The heart of this film is Brian Jackson a college-aged kid, who grows up wanting to be clever and he has a passion for trivia because he always wants to learn more and he spent some formative moments in front of the telly with his now deceased dad. Now in 1985, he gets ready to leave his mother (Catherine Tate) and head off for new experiences at Bristol University. But she’s not the only one he leaves behind. His friends Tone and Spencer are not as ambitious as him, but he promises not to forget them.
Still, when he gets to college, he’s excited for the new challenges ahead and although his first acquaintances are rather odd, he does meet the winsome girl Rebecca Epstein (Rebecca Hall), who has an affinity for political protests. Soon he’s quick to join the University Challenge quiz team anchored by a very stuffy post-grad (Benedict Cumberbatch) but that’s not all. He also gets his first encounter with the posh girl with a gorgeous figure (Alice Eve). He’s immediately smitten with this new quiz kid and for good reason.

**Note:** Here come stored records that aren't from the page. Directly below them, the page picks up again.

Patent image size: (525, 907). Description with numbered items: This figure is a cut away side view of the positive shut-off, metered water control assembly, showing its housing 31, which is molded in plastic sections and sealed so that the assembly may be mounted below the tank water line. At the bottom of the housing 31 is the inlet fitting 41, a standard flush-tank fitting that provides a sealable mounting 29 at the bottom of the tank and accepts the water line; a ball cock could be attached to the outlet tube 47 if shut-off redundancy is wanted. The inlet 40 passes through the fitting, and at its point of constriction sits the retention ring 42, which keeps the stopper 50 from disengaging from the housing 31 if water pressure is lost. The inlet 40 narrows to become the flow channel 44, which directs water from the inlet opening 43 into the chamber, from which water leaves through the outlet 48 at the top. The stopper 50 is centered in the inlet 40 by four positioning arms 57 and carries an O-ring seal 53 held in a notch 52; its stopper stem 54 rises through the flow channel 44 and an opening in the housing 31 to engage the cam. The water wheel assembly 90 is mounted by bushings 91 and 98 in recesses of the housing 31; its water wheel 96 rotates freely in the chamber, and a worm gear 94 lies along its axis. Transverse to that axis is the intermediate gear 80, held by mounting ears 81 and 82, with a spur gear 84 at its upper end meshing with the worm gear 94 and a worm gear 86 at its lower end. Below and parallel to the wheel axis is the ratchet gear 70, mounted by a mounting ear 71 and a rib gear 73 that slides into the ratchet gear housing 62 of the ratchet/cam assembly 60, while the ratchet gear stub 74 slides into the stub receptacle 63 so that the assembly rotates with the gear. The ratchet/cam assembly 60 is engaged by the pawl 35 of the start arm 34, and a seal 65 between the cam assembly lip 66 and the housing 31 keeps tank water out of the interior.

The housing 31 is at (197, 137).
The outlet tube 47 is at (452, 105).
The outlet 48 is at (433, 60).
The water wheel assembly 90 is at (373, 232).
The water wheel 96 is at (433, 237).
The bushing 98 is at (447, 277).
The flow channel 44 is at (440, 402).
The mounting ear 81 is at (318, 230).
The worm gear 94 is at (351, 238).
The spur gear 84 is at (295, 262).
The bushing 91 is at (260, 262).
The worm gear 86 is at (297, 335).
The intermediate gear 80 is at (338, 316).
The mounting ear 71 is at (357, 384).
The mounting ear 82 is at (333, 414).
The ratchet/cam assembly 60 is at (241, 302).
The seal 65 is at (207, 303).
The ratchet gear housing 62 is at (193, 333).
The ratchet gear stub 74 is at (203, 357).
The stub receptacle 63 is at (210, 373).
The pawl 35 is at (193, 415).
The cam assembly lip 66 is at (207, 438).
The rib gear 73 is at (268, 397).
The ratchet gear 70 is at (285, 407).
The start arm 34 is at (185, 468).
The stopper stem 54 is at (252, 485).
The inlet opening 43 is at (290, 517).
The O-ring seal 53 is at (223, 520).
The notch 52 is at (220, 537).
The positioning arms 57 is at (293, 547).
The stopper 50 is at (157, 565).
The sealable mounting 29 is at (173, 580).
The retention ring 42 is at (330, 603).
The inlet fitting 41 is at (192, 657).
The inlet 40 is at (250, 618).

But what follows is all the drama that one would expect. The pitter-patter of his beating fragile heart as he dreams of days with the beautiful Alice. It even manifests itself in a dinner date and a rather awkward New Years with her parents. But then there’s Rebecca too. She’s brilliant as well and he has to figure out what he’s doing. Mixing up names on New Year’s Eve is not the best plan, but of course, that’s what happens.
His best friend Spencer (Dominic Cooper) comes to visit and that fosters more turmoil than Bri would like with the old world intersecting with the new. He’s confused and apathetic about the University Challenge by now. Everything goes wrong before the big day of the final competition and to top it all off Brian messes things up in a big way that leaves him dejected. He cannot even face his team now. Early on Brian latched onto the idea that knowledge is the key to being happy, not a job that you might hate. Although that can be true, it seems he slowly realizes that there’s even more to happiness than knowledge. If that’s all you have, you’re probably not going to be all that content. You see, he’s certainly clever, but that doesn’t mean he doesn’t do some stupid things and make some big mistakes. Don’t we all, and otherwise, this could not be a coming-of-age story full of discovery, confusion, and love.
It’s a bad metaphor, I know, but do you want the Marilyn Monroe blond bombshell or the sweet Audrey Hepburn brunette? Everyone has their proclivity, but Brian seems to make the right choice because he doesn’t go with the outward appearance, he goes with the one with a depth of character and the ability to forgive. That’s big.
There’s a formula being followed certainly, but it’s easy to look past that and enjoy Starters for 10 for its heartfelt performances and simply the good fun it brings to the table. The names attached to the picture were slowly on the rise and it’s impressive to see how far their careers have taken them.